Umarim doğayi anlama ve doğaya karşı farkındalık oluşturacak yazılar devam edecek.
Doğamız ve bünnyemiz ciddi hasarlar görmüş anca çoğumuz yeterince farkında değiliz.
Şu tespitinize ;
( 'BİREYİN GÜCÜ, GÖRÜNENİN ÇOK ÖTESİNDEDİR
Birey yeteneklerinin ufuklarını ve de sonsuzluğunu keşfedebilse, bireyin görünmeyen yanı, görünen yanından daha engindir.
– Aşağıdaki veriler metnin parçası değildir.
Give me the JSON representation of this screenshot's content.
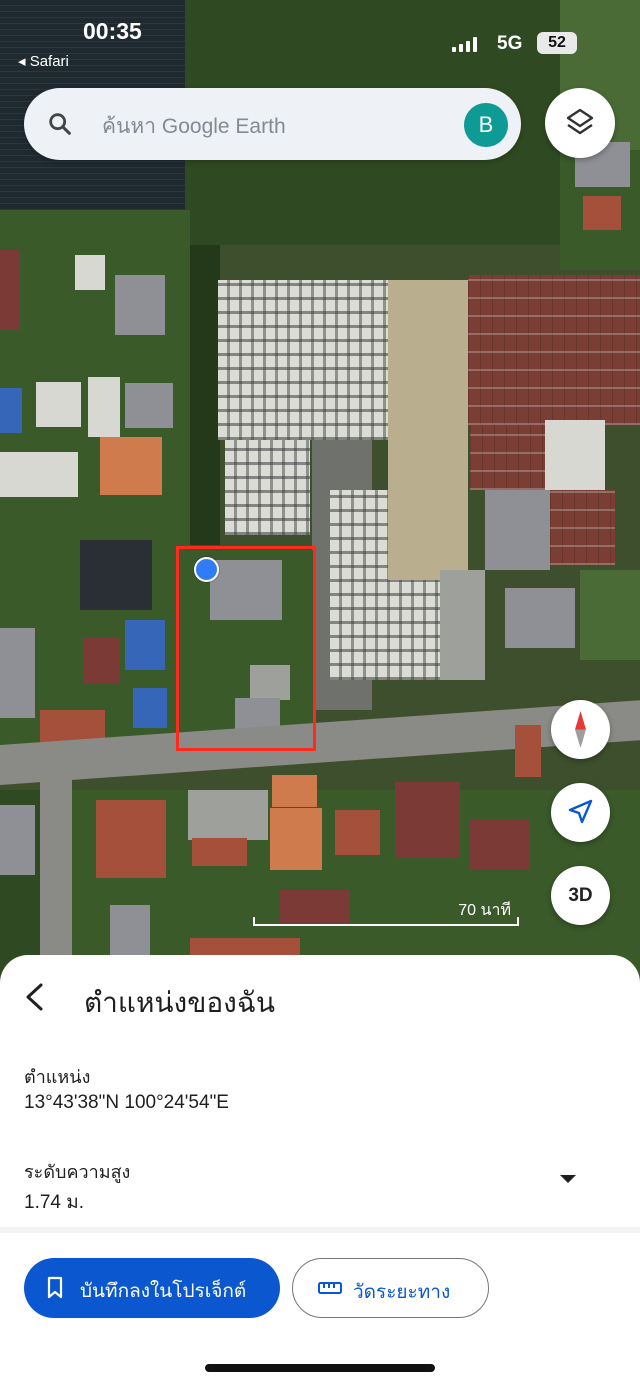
{
  "status_bar": {
    "time": "00:35",
    "back_app": "◂ Safari",
    "network": "5G",
    "battery": "52"
  },
  "search": {
    "placeholder": "ค้นหา Google Earth",
    "avatar_letter": "B"
  },
  "map_controls": {
    "three_d_label": "3D",
    "scale_label": "70 นาที"
  },
  "sheet": {
    "title": "ตำแหน่งของฉัน",
    "position_label": "ตำแหน่ง",
    "position_value": "13°43'38\"N 100°24'54\"E",
    "elevation_label": "ระดับความสูง",
    "elevation_value": "1.74 ม.",
    "save_button": "บันทึกลงในโปรเจ็กต์",
    "measure_button": "วัดระยะทาง"
  },
  "colors": {
    "accent": "#0b57d0",
    "avatar": "#0e9a95",
    "location_dot": "#2f7cf6",
    "parcel_outline": "#ff2a1e"
  },
  "icons": [
    "search-icon",
    "layers-icon",
    "compass-icon",
    "navigation-arrow-icon",
    "back-arrow-icon",
    "bookmark-icon",
    "ruler-icon",
    "chevron-down-icon"
  ]
}
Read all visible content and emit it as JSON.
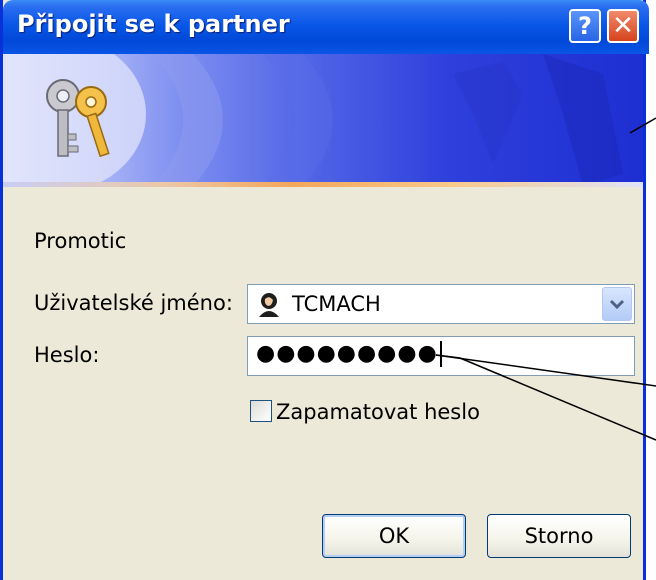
{
  "window": {
    "title": "Připojit se k partner"
  },
  "titlebar": {
    "help_label": "?",
    "close_label": "✕"
  },
  "form": {
    "server_name": "Promotic",
    "username_label": "Uživatelské jméno:",
    "username_value": "TCMACH",
    "password_label": "Heslo:",
    "password_value": "●●●●●●●●●",
    "remember_label": "Zapamatovat heslo",
    "remember_checked": false
  },
  "buttons": {
    "ok_label": "OK",
    "cancel_label": "Storno"
  },
  "icons": [
    "keys-icon",
    "user-icon",
    "chevron-down-icon",
    "help-icon",
    "close-icon"
  ],
  "colors": {
    "titlebar": "#0a58e8",
    "window_bg": "#ece9d8",
    "close": "#d6431e",
    "border": "#0831d9"
  }
}
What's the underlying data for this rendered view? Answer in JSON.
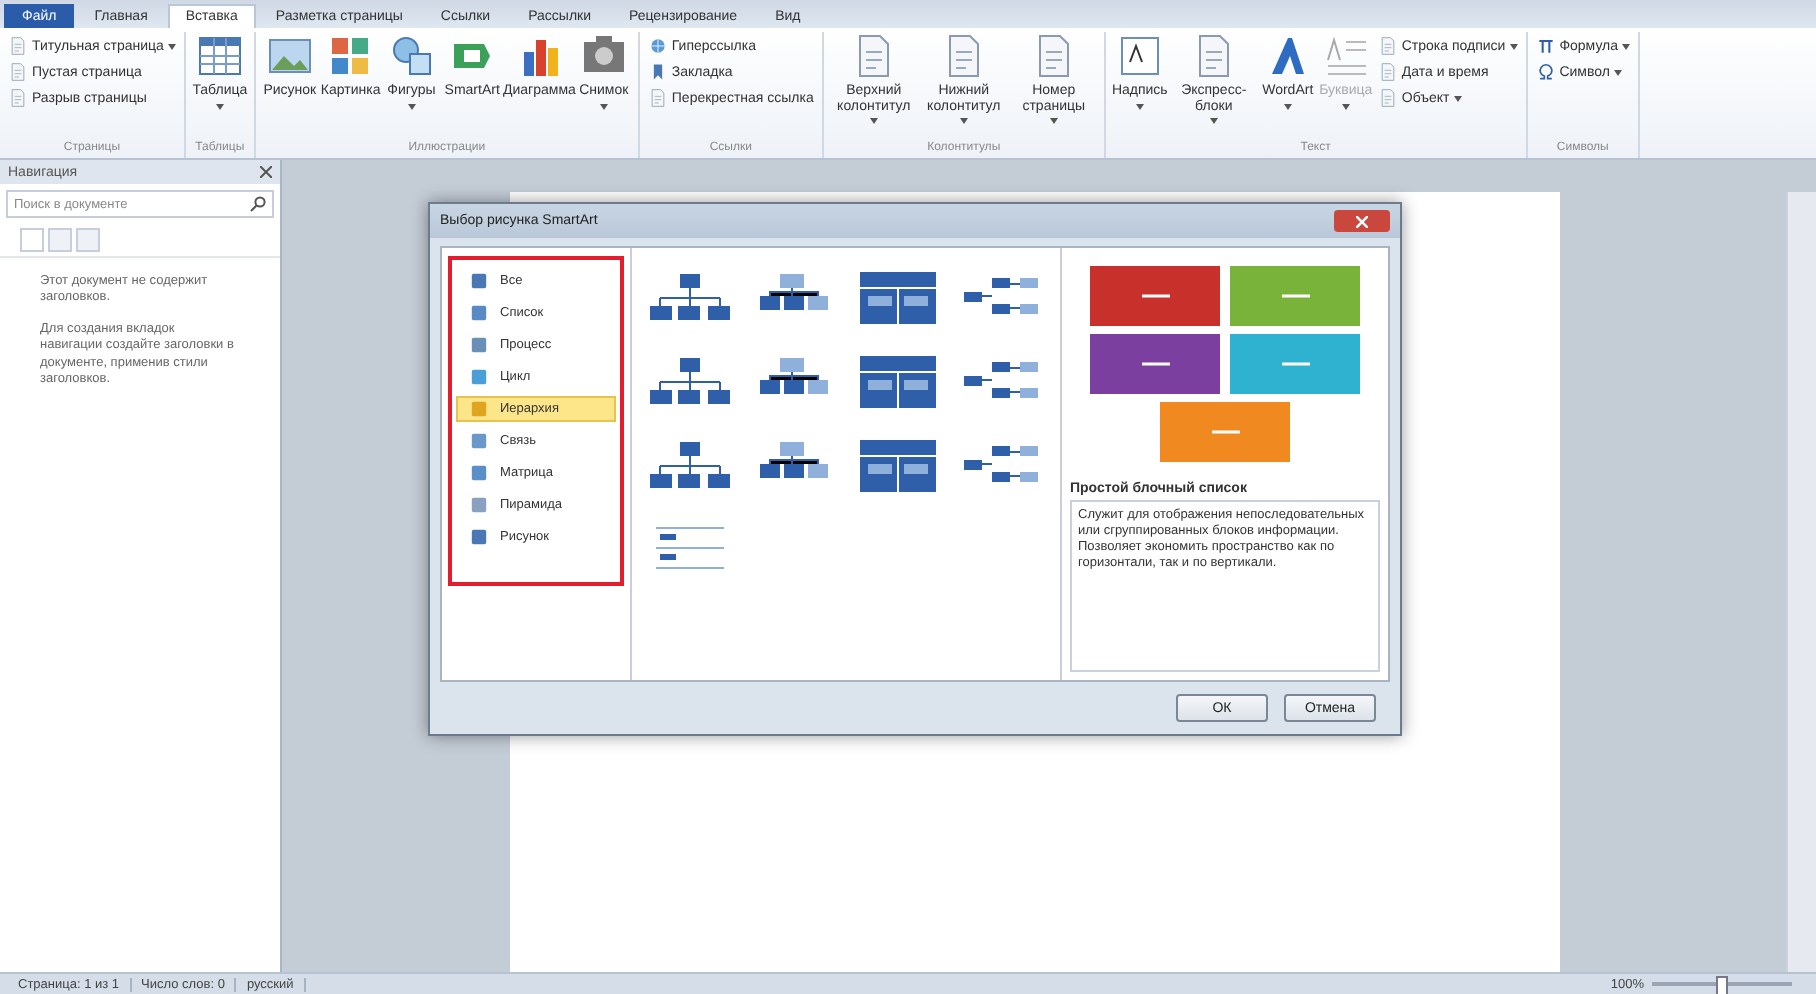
{
  "tabs": [
    {
      "label": "Файл",
      "kind": "file",
      "selected": false
    },
    {
      "label": "Главная",
      "kind": "tab",
      "selected": false
    },
    {
      "label": "Вставка",
      "kind": "tab",
      "selected": true
    },
    {
      "label": "Разметка страницы",
      "kind": "tab",
      "selected": false
    },
    {
      "label": "Ссылки",
      "kind": "tab",
      "selected": false
    },
    {
      "label": "Рассылки",
      "kind": "tab",
      "selected": false
    },
    {
      "label": "Рецензирование",
      "kind": "tab",
      "selected": false
    },
    {
      "label": "Вид",
      "kind": "tab",
      "selected": false
    }
  ],
  "ribbon": [
    {
      "label": "Страницы",
      "items": [
        {
          "kind": "small",
          "label": "Титульная страница",
          "dropdown": true
        },
        {
          "kind": "small",
          "label": "Пустая страница",
          "dropdown": false
        },
        {
          "kind": "small",
          "label": "Разрыв страницы",
          "dropdown": false
        }
      ]
    },
    {
      "label": "Таблицы",
      "items": [
        {
          "kind": "large",
          "label": "Таблица",
          "dropdown": true
        }
      ]
    },
    {
      "label": "Иллюстрации",
      "items": [
        {
          "kind": "large",
          "label": "Рисунок",
          "dropdown": false
        },
        {
          "kind": "large",
          "label": "Картинка",
          "dropdown": false
        },
        {
          "kind": "large",
          "label": "Фигуры",
          "dropdown": true
        },
        {
          "kind": "large",
          "label": "SmartArt",
          "dropdown": false
        },
        {
          "kind": "large",
          "label": "Диаграмма",
          "dropdown": false
        },
        {
          "kind": "large",
          "label": "Снимок",
          "dropdown": true
        }
      ]
    },
    {
      "label": "Ссылки",
      "items": [
        {
          "kind": "small",
          "label": "Гиперссылка",
          "dropdown": false
        },
        {
          "kind": "small",
          "label": "Закладка",
          "dropdown": false
        },
        {
          "kind": "small",
          "label": "Перекрестная ссылка",
          "dropdown": false
        }
      ]
    },
    {
      "label": "Колонтитулы",
      "items": [
        {
          "kind": "large",
          "label": "Верхний колонтитул",
          "dropdown": true
        },
        {
          "kind": "large",
          "label": "Нижний колонтитул",
          "dropdown": true
        },
        {
          "kind": "large",
          "label": "Номер страницы",
          "dropdown": true
        }
      ]
    },
    {
      "label": "Текст",
      "items": [
        {
          "kind": "large",
          "label": "Надпись",
          "dropdown": true
        },
        {
          "kind": "large",
          "label": "Экспресс-блоки",
          "dropdown": true
        },
        {
          "kind": "large",
          "label": "WordArt",
          "dropdown": true
        },
        {
          "kind": "large",
          "label": "Буквица",
          "dropdown": true,
          "disabled": true
        },
        {
          "kind": "small",
          "label": "Строка подписи",
          "dropdown": true
        },
        {
          "kind": "small",
          "label": "Дата и время",
          "dropdown": false
        },
        {
          "kind": "small",
          "label": "Объект",
          "dropdown": true
        }
      ]
    },
    {
      "label": "Символы",
      "items": [
        {
          "kind": "small",
          "label": "Формула",
          "dropdown": true
        },
        {
          "kind": "small",
          "label": "Символ",
          "dropdown": true
        }
      ]
    }
  ],
  "navigation": {
    "title": "Навигация",
    "search_placeholder": "Поиск в документе",
    "messages": [
      "Этот документ не содержит заголовков.",
      "Для создания вкладок навигации создайте заголовки в документе, применив стили заголовков."
    ]
  },
  "dialog": {
    "title": "Выбор рисунка SmartArt",
    "categories": [
      {
        "label": "Все",
        "selected": false
      },
      {
        "label": "Список",
        "selected": false
      },
      {
        "label": "Процесс",
        "selected": false
      },
      {
        "label": "Цикл",
        "selected": false
      },
      {
        "label": "Иерархия",
        "selected": true
      },
      {
        "label": "Связь",
        "selected": false
      },
      {
        "label": "Матрица",
        "selected": false
      },
      {
        "label": "Пирамида",
        "selected": false
      },
      {
        "label": "Рисунок",
        "selected": false
      }
    ],
    "preview_title": "Простой блочный список",
    "preview_description": "Служит для отображения непоследовательных или сгруппированных блоков информации. Позволяет экономить пространство как по горизонтали, так и по вертикали.",
    "buttons": [
      "ОК",
      "Отмена"
    ]
  },
  "status_bar": {
    "items": [
      "Страница: 1 из 1",
      "Число слов: 0",
      "русский"
    ],
    "zoom": "100%",
    "zoom_level": {
      "level": 0.5
    }
  }
}
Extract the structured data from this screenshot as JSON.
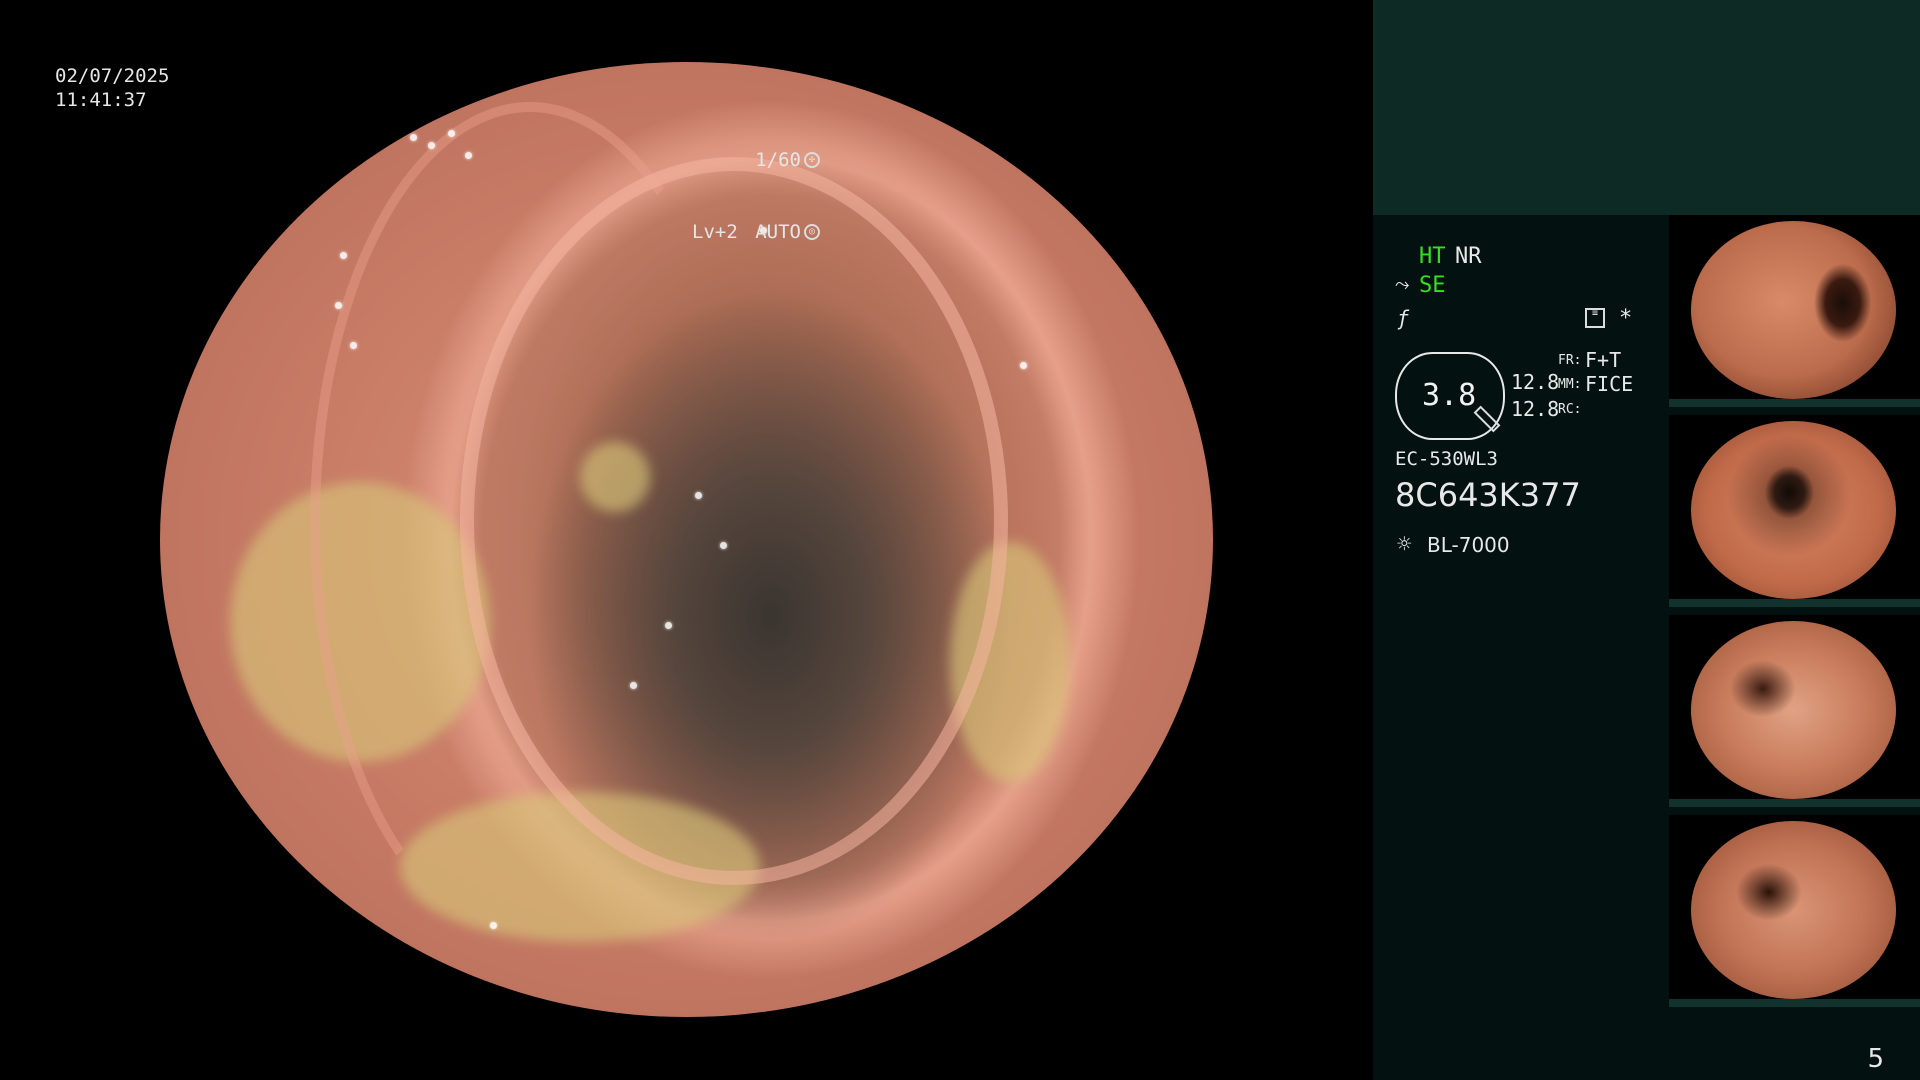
{
  "overlay": {
    "date": "02/07/2025",
    "time": "11:41:37",
    "shutter_speed": "1/60",
    "level": "Lv+2",
    "exposure_mode": "AUTO"
  },
  "panel": {
    "mode_ht": "HT",
    "mode_nr": "NR",
    "mode_se": "SE",
    "gauge_value": "3.8",
    "value_1": "12.8",
    "value_2": "12.8",
    "fr_label": "FR:",
    "fr_value": "F+T",
    "mm_label": "MM:",
    "mm_value": "FICE",
    "rc_label": "RC:",
    "scope_model": "EC-530WL3",
    "serial": "8C643K377",
    "light_source": "BL-7000",
    "page_number": "5"
  },
  "colors": {
    "panel_bg": "#031210",
    "panel_top": "#0d2a25",
    "active_mode": "#35e020"
  }
}
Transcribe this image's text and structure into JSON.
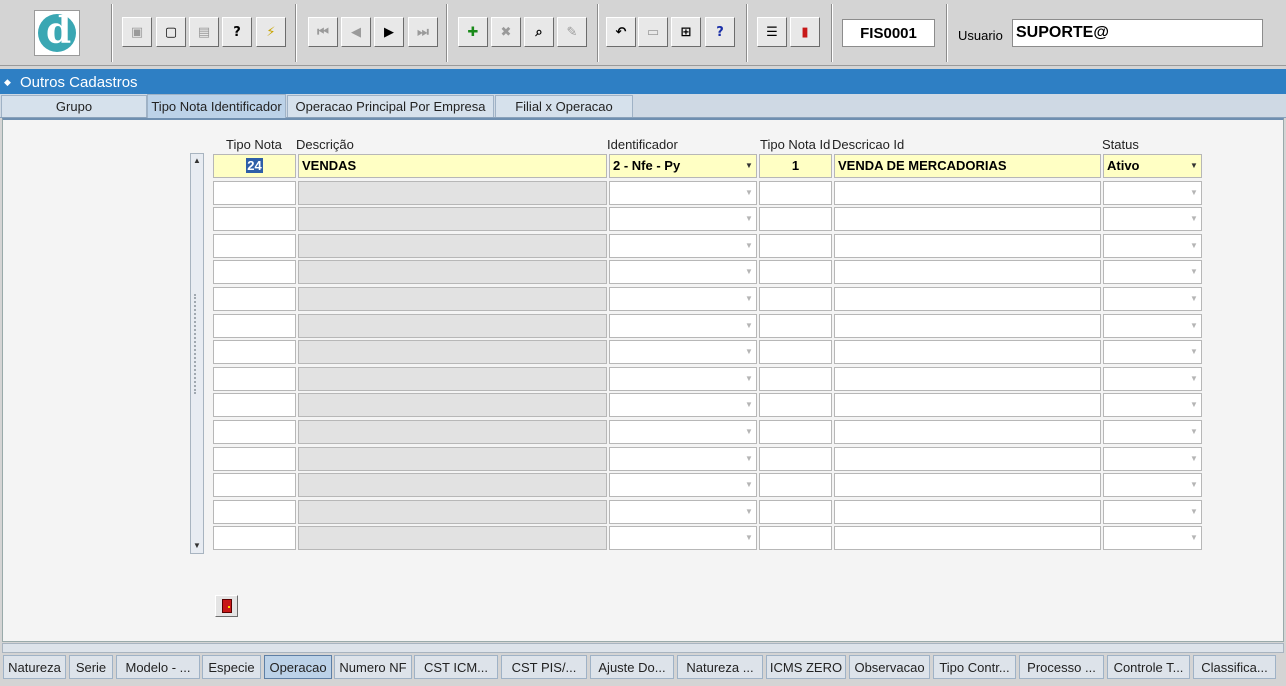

Savım; birey istediği takdirde; evrensel enerjiyi harekete geçirerek, elektronik olmayan bir iletişim ağı kurabilir. Bu ‘İçten isteme'ye bağlıdır. Bu yetenek her insanda vardır, ama istek olmadıkça yetenek uyanmaz. İnsan kendini beş duyu ile kısıtlamadığı takdirde, "içten isteme" yi harekete geçirerek, uzaktan kumandalardan ve cep telefonlarından daha hızlı ve daha sağlıklı (hiç kimsenin şifrelerini kıramayacağı ve de şifrelerine giremeyeceği kalitede) iletişim kurabilirler.' )
az sayıda da olsa artık düşünebilen insanlar, ciddi bir şekilde kafa yoruyorlar.
Bu güzel yazınız için ve bu haberde emeği geçenlere teşekkürler.
Saim.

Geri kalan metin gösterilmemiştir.